Bakterie z grupy coli znaleziono w trzech punktach miejskiego wodociągu na terenie Iławy: przy ul. Okulickiego (os. Podleśne), Kwidzyńskiej (Gajerek) i Sienkiewicza. Sanepid uspokaja, że zanieczyszczenie wody jest niewielkie, zaleca jednak gotowanie jej przed spożyciem. Wodociągi prowadzą chlorowanie.
Jeśli chodzi o liczbę bakterii coli w wodzie pitnej, to norma wynosi 0. Tymczasem iławski sanepid w próbkach wody z trzech punktów na terenie miasta stwierdził pojedyncze bakterie z grupy coli.
Iławskie Wodociągi nocami intensywnie płuczą sieć. To jednak nie pomogło.
– Wydaliśmy decyzję o dezynfekcji wody. Wodociągi zdecydowały się na jej chlorowanie – mówi Jolanta Labiś, dyrektor sanepidu w Iławie. – Zanieczyszczenie jest naprawdę niewielkie i nie ma powodów do paniki. Wstępne badania wody po chlorowaniu pokazują, że dezynfekcja przyniosła skutek.
Przyczynę zanieczyszczenia ustalają wodociągi.
– W naszych studniach oraz na wyjściu do sieci woda jest idealnie czysta. Zanieczyszczenie powstaje więc gdzieś na sieci – mówi Andrzej Kolasiński, prezes Iławskich Wodociągów. – Do głównych wodomierzy, czyli na tym odcinku sieci, za które odpowiadają wodociągi, woda jest czysta.
Prezes Kolasiński, m.in. dzięki pracy wynajętych przez IW mikrobiologów, ma już pewne przypuszczenie, co mogło doprowadzić do pokazania się bakterii w wodzie. Winne mogą być upały.

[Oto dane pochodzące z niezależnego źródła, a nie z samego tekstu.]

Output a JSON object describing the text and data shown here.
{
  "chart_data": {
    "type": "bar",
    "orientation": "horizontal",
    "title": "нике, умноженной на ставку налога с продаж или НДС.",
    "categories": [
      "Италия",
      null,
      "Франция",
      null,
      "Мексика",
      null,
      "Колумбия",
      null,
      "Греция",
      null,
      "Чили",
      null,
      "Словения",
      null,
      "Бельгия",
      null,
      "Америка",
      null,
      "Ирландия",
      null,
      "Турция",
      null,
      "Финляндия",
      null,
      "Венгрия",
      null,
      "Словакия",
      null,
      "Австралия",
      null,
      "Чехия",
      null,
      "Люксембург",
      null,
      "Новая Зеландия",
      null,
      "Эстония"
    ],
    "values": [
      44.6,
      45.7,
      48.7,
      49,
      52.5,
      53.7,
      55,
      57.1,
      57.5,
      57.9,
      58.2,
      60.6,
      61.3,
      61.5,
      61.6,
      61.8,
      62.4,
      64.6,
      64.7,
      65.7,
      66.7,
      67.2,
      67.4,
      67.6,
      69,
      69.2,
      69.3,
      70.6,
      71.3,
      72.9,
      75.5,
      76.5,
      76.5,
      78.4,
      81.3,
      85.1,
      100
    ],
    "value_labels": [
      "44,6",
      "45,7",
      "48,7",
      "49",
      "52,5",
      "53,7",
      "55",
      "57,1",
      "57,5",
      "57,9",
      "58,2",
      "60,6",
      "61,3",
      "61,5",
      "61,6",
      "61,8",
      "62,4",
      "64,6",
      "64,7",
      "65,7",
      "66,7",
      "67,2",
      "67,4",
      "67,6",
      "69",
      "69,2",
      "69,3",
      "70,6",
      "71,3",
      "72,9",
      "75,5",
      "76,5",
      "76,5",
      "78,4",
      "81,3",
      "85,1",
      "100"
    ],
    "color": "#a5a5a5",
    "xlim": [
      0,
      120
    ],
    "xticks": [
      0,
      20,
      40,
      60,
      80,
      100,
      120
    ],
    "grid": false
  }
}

– W trakcie ostatnich upałów zauważyliśmy około dwukrotnie większy rozbiór wody w ciągu całego dnia – mówi prezes. – Tak intensywny pobór mógł doprowadzić do zerwania tak zwanego „filmu biologicznego”, jaki odkłada się na wewnętrznych ścianach rur.
Profilaktycznie sanepid zaleca gotowanie wody z kranu przed spożyciem.